I was a complete mess.

I couldn't form any words, even if I wanted to. There was a deep seeded fear that if I spoke out of turn that Colby would make me go back to that horrible place.

He was being so gentle though, watching me carefully as I cut up the pancakes he ordered me this morning.

Sam was here, but even he didn't want to speak. We all sat in silence, eating the food in front of us.

I knew this was tearing Colby apart. He sat up with me all night, not backing down from his promise.

When I wanted to be alone he respected it, and was more than willing to prove that he was here for me.

It didn't make any of this less scary though.

Any moment he could turn on me.

When we finished eating I took the long sleeves of the sweatshirt I was wearing and bundled it in my hands.

I wanted to get up and go back to my little hiding spot that wasn't so hidden, but I didn't want to draw more attention to myself.

My mind kept going back to the fear I felt everytime someone would come into my room.

Everytime they were inviting a strange man in there to violate me.

I was strong for so long but I had fully convinced myself that I would never get out of that situation.

I never expected to be sitting here in total silence with Sam and Colby, neither of them wanting to speak out of fear of breaking me more.

"I guess I should head out then." Sam said, breaking the silence as he stood up.

"Okay, man. Try to get some rest. Thanks for your help." Colby said then stood up to walk him towards the door.

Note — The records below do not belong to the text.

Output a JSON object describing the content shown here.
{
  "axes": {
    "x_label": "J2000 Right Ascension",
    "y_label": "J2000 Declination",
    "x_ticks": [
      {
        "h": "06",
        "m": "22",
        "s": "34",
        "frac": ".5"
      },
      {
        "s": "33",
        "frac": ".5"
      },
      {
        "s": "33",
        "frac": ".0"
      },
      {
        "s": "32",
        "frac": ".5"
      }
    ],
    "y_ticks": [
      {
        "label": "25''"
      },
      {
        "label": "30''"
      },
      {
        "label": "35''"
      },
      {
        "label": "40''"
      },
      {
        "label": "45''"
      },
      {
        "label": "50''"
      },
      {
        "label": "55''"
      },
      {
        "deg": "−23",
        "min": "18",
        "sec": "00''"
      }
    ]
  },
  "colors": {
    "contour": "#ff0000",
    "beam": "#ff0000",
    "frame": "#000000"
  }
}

"Of course, I'll see you later." Sam said then looked over at me. "Proud of you, Jules." He said with a grin then waved before leaving the apartment.

I watched as Colby locked the door then turned and looked at me.

"You tired?" He asked as I nodded. "Okay, let's get you to bed then. Did you want me to sleep on the couch? Would that make you more comfortable?" He asked as he came over to me, holding his hand out.

I didn't know what to say. I wanted him to comfort me since while I was taken that was all I wanted, but something wasn't letting me.

I didn't know if I was ready to sleep in the same bed as someone.

I nodded, watching as his face fell slightly. In the back of my head I knew I was being ridiculous.

Colby was my boyfriend and the love of my life, he should be allowed to sleep in the same bed as me like we had done hundreds of times.

I just couldn't get passed the mental block.

"Okay, let's get you situated." He said then led the way back into the bedroom.

I sat on the bed and got under the covers. This bed was much bigger and was way more comfortable than the one I had been sleeping on so I felt guilty to make Colby sleep on the couch.

"I'll just be in the other room if you need anything, okay?" Colby asked as I nodded.

"I love you." He said then kissed my head. I felt my eyes water as he turned and left the room because I felt so bad.

He didn't deserve to be in a relationship with someone who couldn't even form words.

He was being so patient but I could tell it was killing him.